In recent years, the cost of post-graduate education has become eye-wateringly expensive. An MSc in actuarial finance at Imperial College, London costs £18,000 for example, while an MA in fashion, experience and design management at Bocconi University in Milan comes in at €19,500. But a full-time MBA can cost anything from €14,000 to €62,000.
Bocconi charges €32,800 for its MBA, while Imperial charges £25,000.
At Insead in Fontainebleau and Singapore, the 10-month programme costs €45,000, while at Iese Business School in Barcelona the two-year MBA costs €61.900.
From September London Business School will charge participants £43,490 for the 15-21 month programme – and at IMD in Lausanne students can expect to pay SFr55,000 plus a further SFr20,000 for all programme and project-related fees.
These figures are for tuition and some materials. Participants must pay another €10,000 for accommodation and living expenses.
Such large financial overheads are not for the fainthearted and on graduation students can find themselves with crippling debts.
Why is the MBA price tag such a hefty one?
One reason of course is branding. Top-ranked schools, offering a premium product, command top prices.
Janet Shaner, director of MBA marketing at IMD in Lausanne, acknowledges the high price tag but says it is “priced just fine”.
“There is always a place for premium-priced products,” she says. “The size of that market might expand or contract, but there is always a place for a premium product, especially if we can deliver on what we promised and make the return on investment. There is clearly a place for that.” A student who wants a high-profile, high-paying job needs a well-known MBA from a top school and must be prepared to pay for it.
Julia Tyler, associate dean of the MBA programme at London Business School, concurs: “If you are making this kind of investment decision, it is an investment in yourself.”
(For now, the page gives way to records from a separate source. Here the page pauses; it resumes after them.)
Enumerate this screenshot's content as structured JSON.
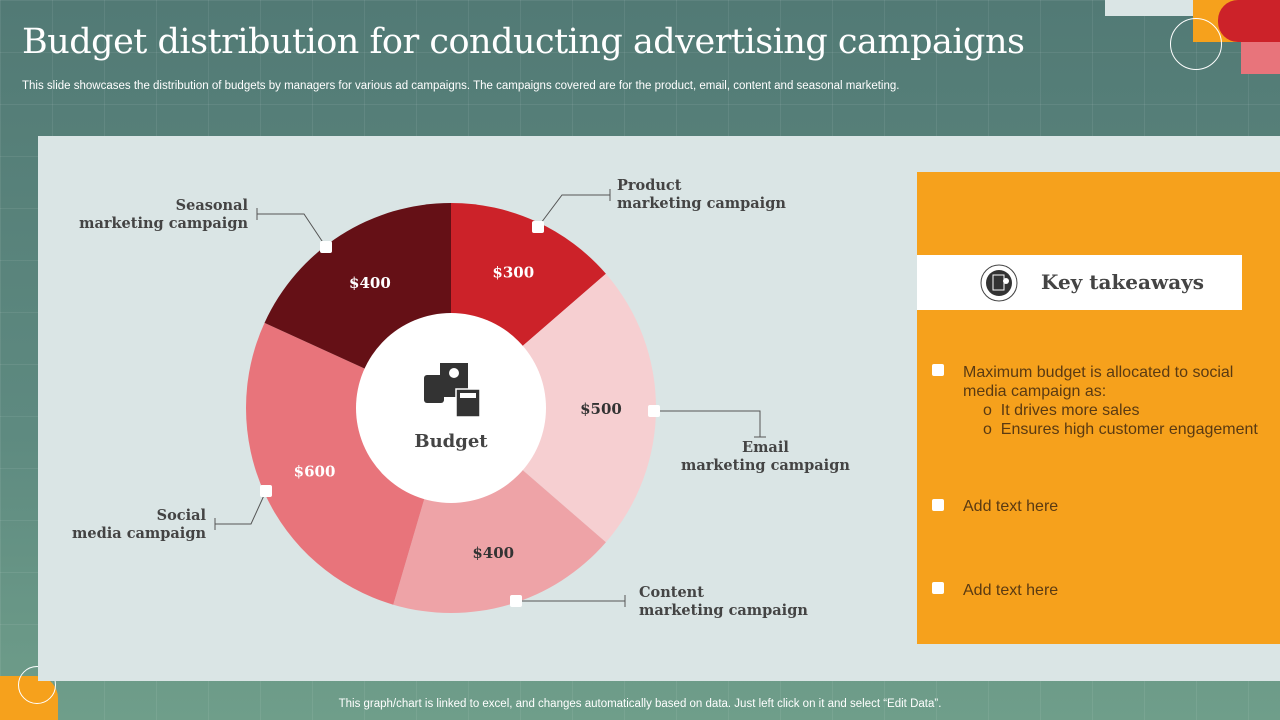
{
  "title": "Budget distribution for conducting advertising campaigns",
  "subtitle": "This slide showcases the distribution of budgets by managers for various ad campaigns. The campaigns covered are for the product, email, content and seasonal marketing.",
  "footer": "This graph/chart is linked to excel,  and changes automatically based on data. Just left click on it and select “Edit Data”.",
  "chart_data": {
    "type": "pie",
    "donut": true,
    "center_label": "Budget",
    "categories": [
      "Product marketing campaign",
      "Email marketing campaign",
      "Content marketing campaign",
      "Social media campaign",
      "Seasonal marketing campaign"
    ],
    "values": [
      300,
      500,
      400,
      600,
      400
    ],
    "data_labels": [
      "$300",
      "$500",
      "$400",
      "$600",
      "$400"
    ],
    "colors": [
      "#cc2229",
      "#f6cfd1",
      "#eea3a7",
      "#e8747b",
      "#651016"
    ]
  },
  "labels": {
    "product": [
      "Product",
      "marketing campaign"
    ],
    "email": [
      "Email",
      "marketing campaign"
    ],
    "content": [
      "Content",
      "marketing campaign"
    ],
    "social": [
      "Social",
      "media campaign"
    ],
    "seasonal": [
      "Seasonal",
      "marketing campaign"
    ]
  },
  "takeaways": {
    "title": "Key takeaways",
    "icon": "document-icon",
    "items": [
      "Maximum budget is allocated to social media campaign as:",
      "Add text here",
      "Add text here"
    ],
    "subitems": [
      "It drives more sales",
      "Ensures high customer engagement"
    ]
  }
}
But, she says, it is a decision with sound foundations.
She says the return on investment at LBS can be achieved in as little as a year if participants take the fast-track MBA route and on graduation receive signing-on fees and bonuses from their new employer. She also points out that LBS students earn money during their internship and are remunerated for their second-year project. Although not all students will receive these payments, nevertheless the numbers show that three years after graduation, they have excellent career progression and higher salaries.
Ms Shaner at IMD says return on investment is approximately three and a half years, “which I think is a very good and fast rate of return, and students can then continue with their career growth and advancement.”
She says it is important that there is a correlation between the student’s and the school’s objectives.
“It is really important that your goals, school choice and investment are aligned,” she adds. A student who wants an international career and global network has different aspirations and career trajectory from someone who wants to study, work and live in their home country.
However, not all business schools charge top-of-the-range prices.
Grenoble School of Management in France charges approximately £13,000 for its MBA. According to Judith Bouvard, dean, alumni say that is good value for money and a sound investment. And, at Audencia Nantes School of Management in France, the 12-month, full-time MBA programme costs €19,000, less than half that of an Insead MBA.
Valérie Claude-Gaudillat, director of MBA programmes, says when the MBA programme was added to the school’s portfolio it was decided fees would be kept low.
“I believe we offer really good value for money,” she says. “I believe we offer everything – we provide very good levels of teaching, we provide individual coaching in terms of professional development.”
She believes that once some European schools attain the same quality as their US cousins, they align their prices alongside those of the US.
But Antonio Fatas, dean of the MBA programme at Insead, is dismissive of such arguments.
“We don’t think about the US as anything special,” he says. “We share the same market as the US market, we use the same faculty, our costs come up the same. We deal with the same applicants, the same recruiters, we are in a similar market with a similar product, so it [the MBA] is a similar price.”
In common with many schools he points out, Insead is a not-for-profit institution and MBA fees cover the costs of technology, faculty, teaching tools and so on.
Like Ms Shaner he believes the MBA “is priced just right”.
And he points out that students are willing to pay the fees – if this were not the case, demand would fall.
Opting to study for an MBA is a lifestyle choice and ranks with buying a home and a car as one of the biggest investments an individual will make. But Ms Tyler says potential students must remember it is a one-off purchase.
For example, she says, LBS offers its alumni a life-long career service, continuing education and an international global network of like-minded individuals. An alumnus who maintains links with the school will find the investment lasts a lifetime – a boast that even the most persuasive car salesman cannot make.